Pilotage du système éducatif

    Extrait d'une dépêche de l'AEF du 19/03/04

"La régulation territoriale du système éducatif pose des problèmes de légitimité et de coordination", estime Agnès van Zanten

"La déconcentration, décentralisation, territorialisation du système éducatif pose des problèmes de légitimité et de coordination. On est face à des acteurs mis en position de négocier mais qui sont tous en situation de grande fragilité", déclare Agnès van Zanten, directrice de recherche du CNRS à l'Observatoire sociologique du changement de l'IEP de Paris, au cours du colloque du CREN (Centre de recherche en éducation de Nantes) organisé vendredi 19 mars 2004 à Nantes sur le thème "Quelles régulations pour les politiques d'éducation et de formation?"

Pour Agnès van Zanten, la fragilité des différents acteurs s'explique tout d'abord par la très forte légitimité de l'Etat central, "à la fois d'ordre politique mais qui relève aussi d'une conception sociale, et qui dénie toute légitimité au niveau local". Elle relève notamment la "coupure forte" qui existe entre les inspections académiques et les rectorats, les premiers demeurant un échelon administratif, les deuxièmes ayant un rôle politique. "Alors que les inspecteurs d'académie ont de plus en plus de décisions politiques, et non gestionnaires, à prendre. C'est le cas par exemple avec la carte scolaire", note-t-elle. Yves Dutercq, chercheur au CREN, souligne "le manque de culture commune d'encadrement" et "le manque de continuité entre les politiques rectorales et les politiques des inspecteurs d'académie". Il rapporte les propos de certains inspecteurs d'académie: "Les recteurs arrivent dans un territoire avec leurs marottes, voire leurs équipes. Quant aux secrétaires généraux, qui ont une durée de vie plus longue, ils assurent une relative continuité, et dans certains cas un vrai pouvoir."
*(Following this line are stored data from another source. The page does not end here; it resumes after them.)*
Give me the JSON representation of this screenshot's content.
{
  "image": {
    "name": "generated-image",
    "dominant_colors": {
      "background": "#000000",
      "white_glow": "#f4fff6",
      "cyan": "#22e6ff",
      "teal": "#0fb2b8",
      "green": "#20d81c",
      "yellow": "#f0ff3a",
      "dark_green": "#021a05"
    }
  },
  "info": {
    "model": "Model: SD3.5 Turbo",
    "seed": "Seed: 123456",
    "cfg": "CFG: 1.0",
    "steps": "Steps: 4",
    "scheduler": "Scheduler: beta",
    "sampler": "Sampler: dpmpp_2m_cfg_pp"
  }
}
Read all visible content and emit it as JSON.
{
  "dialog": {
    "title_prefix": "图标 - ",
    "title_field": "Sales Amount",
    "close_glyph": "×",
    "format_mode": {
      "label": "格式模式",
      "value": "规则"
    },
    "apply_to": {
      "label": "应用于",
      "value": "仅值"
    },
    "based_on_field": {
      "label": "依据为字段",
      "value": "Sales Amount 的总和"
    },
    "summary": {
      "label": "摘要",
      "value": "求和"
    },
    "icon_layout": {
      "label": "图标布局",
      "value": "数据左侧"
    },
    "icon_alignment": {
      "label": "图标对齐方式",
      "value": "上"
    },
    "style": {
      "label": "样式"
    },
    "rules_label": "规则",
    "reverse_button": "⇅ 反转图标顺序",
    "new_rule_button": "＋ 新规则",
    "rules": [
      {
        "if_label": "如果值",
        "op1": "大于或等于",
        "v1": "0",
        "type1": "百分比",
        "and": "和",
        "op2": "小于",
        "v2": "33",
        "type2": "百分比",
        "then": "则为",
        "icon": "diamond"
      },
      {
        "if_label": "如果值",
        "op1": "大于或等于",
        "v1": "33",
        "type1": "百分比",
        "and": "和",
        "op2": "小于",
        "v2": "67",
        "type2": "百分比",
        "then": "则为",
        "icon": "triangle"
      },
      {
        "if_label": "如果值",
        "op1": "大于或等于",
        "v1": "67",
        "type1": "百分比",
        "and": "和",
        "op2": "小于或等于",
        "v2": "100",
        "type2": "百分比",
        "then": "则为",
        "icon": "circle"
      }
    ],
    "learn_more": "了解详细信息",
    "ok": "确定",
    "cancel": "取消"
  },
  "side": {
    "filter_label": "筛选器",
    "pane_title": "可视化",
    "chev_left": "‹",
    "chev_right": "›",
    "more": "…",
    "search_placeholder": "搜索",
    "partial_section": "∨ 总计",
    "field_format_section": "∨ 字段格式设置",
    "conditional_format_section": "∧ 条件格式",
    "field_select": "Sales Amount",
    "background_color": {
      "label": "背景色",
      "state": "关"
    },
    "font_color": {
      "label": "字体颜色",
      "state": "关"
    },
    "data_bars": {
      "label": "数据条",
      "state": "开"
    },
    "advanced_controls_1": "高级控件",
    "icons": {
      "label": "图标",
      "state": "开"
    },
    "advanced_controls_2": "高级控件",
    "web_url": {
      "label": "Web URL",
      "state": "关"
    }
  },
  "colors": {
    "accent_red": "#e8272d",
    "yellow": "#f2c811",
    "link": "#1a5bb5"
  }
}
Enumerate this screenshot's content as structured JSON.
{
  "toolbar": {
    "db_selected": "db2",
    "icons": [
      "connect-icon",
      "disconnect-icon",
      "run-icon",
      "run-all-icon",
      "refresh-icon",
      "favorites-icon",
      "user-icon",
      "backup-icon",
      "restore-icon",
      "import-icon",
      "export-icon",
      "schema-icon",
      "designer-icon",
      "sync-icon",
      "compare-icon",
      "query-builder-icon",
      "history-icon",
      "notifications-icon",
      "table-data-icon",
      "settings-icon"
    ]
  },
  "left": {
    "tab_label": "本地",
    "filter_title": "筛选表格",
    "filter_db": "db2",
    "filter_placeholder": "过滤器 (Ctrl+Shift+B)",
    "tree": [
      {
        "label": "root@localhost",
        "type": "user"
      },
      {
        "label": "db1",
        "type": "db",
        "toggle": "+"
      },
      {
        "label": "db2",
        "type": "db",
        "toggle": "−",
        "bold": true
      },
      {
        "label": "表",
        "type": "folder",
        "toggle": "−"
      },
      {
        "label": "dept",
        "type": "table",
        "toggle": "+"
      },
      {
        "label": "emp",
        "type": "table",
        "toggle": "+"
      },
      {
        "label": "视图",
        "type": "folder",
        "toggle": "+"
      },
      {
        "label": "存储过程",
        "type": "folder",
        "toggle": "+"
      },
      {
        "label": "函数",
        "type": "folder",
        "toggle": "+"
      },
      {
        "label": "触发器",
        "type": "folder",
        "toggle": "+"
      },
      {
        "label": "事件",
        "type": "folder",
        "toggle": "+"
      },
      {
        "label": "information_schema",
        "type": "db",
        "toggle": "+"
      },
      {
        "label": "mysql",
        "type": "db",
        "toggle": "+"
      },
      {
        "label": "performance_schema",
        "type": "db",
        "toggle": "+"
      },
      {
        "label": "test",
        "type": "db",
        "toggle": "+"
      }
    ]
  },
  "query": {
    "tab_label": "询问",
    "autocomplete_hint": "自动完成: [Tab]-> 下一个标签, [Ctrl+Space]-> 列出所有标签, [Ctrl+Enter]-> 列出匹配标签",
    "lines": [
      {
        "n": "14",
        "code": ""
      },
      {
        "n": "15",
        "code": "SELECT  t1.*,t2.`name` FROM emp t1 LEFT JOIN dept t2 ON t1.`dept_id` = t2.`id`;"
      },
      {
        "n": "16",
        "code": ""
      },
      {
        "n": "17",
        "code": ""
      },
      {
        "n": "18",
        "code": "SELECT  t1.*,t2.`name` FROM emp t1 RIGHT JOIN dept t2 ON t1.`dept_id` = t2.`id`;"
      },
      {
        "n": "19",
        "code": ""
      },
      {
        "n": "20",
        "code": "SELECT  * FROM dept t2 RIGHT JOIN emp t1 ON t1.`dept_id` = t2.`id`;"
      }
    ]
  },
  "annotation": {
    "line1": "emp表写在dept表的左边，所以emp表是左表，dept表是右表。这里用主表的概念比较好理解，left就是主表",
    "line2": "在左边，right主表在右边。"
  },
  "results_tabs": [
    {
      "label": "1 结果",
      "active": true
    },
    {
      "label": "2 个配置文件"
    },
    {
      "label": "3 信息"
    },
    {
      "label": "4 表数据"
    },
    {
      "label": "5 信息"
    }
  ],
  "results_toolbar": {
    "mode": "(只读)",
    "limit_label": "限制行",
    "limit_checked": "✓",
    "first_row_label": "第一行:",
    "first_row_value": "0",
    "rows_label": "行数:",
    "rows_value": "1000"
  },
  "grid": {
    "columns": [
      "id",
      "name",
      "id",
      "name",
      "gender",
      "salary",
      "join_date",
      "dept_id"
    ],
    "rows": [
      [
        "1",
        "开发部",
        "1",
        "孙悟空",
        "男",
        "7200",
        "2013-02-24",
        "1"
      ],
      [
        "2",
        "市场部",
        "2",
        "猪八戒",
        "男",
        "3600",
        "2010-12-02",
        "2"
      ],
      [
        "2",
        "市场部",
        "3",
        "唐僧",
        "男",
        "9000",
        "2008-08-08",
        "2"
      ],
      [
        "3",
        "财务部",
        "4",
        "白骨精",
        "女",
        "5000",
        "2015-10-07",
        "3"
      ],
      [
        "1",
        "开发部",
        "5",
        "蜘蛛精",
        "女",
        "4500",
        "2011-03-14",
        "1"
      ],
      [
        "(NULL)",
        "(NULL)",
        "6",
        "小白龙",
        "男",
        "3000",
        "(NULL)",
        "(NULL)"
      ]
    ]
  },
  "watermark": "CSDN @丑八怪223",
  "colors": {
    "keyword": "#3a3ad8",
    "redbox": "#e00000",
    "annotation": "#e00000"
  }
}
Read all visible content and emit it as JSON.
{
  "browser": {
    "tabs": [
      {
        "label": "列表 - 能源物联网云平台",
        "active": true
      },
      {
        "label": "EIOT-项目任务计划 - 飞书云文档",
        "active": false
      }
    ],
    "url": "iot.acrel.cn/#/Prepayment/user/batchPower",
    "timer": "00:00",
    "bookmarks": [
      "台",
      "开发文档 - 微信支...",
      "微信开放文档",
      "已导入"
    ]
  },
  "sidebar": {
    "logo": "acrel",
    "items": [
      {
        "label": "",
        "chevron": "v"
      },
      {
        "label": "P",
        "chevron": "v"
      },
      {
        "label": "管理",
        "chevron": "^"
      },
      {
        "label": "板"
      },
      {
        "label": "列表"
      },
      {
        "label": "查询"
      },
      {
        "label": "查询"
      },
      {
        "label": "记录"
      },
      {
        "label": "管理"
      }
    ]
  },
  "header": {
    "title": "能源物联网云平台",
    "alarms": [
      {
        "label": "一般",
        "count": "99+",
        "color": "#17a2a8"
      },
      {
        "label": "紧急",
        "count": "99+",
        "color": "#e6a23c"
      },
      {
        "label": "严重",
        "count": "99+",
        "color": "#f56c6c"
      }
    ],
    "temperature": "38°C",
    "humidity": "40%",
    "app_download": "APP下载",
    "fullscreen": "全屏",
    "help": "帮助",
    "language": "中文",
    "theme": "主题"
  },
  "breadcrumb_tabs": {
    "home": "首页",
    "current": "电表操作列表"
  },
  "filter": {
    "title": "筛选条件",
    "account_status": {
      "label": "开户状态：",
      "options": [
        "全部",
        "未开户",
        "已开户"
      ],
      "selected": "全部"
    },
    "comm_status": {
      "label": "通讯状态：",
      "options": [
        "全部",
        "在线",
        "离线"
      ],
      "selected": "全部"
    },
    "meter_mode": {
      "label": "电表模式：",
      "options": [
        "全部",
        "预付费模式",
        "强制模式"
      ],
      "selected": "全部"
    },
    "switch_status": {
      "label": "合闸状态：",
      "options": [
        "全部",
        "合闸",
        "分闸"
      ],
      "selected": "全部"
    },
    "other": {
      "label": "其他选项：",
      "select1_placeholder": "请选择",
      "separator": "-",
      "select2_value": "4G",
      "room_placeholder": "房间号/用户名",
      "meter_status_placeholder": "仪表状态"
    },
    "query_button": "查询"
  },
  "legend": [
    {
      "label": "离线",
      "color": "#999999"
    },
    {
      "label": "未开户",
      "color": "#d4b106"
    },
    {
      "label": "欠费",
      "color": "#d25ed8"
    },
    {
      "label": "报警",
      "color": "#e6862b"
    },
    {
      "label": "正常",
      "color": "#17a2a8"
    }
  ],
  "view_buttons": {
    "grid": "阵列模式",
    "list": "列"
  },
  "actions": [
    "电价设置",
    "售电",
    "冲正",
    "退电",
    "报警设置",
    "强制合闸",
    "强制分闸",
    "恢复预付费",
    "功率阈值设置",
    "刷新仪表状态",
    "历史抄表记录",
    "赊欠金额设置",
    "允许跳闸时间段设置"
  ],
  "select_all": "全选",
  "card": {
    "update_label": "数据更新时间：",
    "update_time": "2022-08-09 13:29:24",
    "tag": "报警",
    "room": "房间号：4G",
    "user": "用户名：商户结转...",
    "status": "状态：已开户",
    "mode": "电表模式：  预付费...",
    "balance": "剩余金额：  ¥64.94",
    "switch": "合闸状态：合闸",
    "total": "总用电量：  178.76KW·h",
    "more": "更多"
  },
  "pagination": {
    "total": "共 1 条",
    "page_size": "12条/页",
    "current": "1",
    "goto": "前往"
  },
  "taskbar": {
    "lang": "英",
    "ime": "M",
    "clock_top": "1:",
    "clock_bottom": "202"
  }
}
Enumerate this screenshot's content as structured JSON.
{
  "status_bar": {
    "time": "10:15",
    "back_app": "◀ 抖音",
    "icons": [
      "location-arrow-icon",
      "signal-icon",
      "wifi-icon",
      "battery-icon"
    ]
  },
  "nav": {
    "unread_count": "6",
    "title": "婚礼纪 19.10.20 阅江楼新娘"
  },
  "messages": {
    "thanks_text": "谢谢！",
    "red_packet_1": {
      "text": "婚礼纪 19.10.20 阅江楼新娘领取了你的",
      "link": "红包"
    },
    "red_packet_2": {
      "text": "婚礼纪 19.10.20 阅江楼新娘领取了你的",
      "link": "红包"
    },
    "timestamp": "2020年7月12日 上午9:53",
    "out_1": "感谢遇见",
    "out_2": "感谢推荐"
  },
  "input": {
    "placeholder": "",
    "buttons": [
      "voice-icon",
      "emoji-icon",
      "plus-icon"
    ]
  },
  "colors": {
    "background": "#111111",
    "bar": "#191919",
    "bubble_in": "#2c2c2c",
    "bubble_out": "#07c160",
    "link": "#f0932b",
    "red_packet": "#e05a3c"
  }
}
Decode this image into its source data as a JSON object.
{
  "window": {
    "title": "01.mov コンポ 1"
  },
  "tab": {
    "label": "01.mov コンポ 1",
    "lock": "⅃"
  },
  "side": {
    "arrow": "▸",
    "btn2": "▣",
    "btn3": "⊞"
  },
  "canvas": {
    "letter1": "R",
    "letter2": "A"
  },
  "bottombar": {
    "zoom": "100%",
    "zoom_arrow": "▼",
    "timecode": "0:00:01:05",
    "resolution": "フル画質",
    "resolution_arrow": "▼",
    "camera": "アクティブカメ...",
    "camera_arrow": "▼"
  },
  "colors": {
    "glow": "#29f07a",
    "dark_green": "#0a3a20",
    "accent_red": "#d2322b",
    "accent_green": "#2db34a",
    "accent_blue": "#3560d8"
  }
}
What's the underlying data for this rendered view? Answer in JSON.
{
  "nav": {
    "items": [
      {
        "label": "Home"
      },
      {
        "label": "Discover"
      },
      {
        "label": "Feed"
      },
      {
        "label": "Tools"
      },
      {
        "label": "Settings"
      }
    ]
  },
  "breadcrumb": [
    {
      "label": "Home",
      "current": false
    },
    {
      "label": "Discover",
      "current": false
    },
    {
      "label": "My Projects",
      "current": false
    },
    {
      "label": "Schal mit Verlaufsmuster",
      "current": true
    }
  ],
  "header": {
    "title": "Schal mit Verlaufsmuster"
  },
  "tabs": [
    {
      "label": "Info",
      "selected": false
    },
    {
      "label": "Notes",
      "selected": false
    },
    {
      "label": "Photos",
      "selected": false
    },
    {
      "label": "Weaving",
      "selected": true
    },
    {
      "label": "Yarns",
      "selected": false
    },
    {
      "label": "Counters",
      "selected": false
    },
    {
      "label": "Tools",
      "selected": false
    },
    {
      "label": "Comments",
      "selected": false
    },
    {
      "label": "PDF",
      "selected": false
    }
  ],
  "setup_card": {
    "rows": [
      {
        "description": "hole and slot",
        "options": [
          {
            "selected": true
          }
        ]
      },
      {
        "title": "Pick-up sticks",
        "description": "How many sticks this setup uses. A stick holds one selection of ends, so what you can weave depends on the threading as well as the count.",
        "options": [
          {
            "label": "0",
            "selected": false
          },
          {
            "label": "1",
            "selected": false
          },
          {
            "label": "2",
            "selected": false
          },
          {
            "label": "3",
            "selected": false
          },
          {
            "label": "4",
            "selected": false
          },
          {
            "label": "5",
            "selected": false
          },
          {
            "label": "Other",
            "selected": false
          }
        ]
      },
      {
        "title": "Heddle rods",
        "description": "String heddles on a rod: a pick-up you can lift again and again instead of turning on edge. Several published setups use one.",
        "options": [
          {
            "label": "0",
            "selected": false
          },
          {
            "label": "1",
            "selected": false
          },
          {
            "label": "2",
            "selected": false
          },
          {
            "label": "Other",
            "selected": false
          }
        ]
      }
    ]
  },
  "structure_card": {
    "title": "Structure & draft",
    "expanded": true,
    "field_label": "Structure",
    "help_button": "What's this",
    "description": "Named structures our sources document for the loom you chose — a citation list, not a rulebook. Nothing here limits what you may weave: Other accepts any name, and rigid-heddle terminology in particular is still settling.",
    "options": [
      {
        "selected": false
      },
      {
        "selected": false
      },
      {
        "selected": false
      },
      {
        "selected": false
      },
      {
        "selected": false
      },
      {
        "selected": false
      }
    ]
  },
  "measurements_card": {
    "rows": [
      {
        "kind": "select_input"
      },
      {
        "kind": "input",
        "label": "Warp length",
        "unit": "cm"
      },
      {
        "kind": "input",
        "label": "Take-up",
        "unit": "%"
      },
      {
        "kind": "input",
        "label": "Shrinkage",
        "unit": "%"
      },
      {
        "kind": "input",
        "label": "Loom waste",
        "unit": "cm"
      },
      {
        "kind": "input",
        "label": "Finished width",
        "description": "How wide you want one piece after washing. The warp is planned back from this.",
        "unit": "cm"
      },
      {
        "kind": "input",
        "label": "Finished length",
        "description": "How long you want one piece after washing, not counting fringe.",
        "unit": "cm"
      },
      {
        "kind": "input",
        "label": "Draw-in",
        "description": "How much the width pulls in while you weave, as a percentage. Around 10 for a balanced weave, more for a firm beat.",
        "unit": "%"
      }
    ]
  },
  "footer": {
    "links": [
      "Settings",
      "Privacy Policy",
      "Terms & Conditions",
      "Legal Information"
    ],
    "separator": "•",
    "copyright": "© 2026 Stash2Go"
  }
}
COLLECTIVITÉS TERRITORIALES

Le déficit de légitimité concerne également les collectivités territoriales. "Leur légitimité politique est toujours teintée d'une crainte d'une politique politicienne. Il y a un soupçon permanent des enseignants par rapport aux motivations de la collectivité", explique Agnès van Zanten. L'autre dimension qui engendre un déficit de légitimité des collectivités est l'absence de compétences dans le domaine éducatif. "L'expertise des cadres de l'Education nationale est liée à leur familiarité avec le système éducatif. Elle est déniée à tous ceux qui ne font pas partie du sérail. Cela crée une fracture extrême entre ceux qui font partie du sérail et les autres", souligne Agnès van Zanten. La sociologue estime que "les instances de médiation" (syndicats d'enseignants, associations de parents) sont également en crise. Elle constate enfin que dans le cadre de la décentralisation, les débats ont été "gestionnaires". "C'est la question des moyens qui a primé. Aujourd'hui, il n'y a pas de légitimité politique à la décentralisation."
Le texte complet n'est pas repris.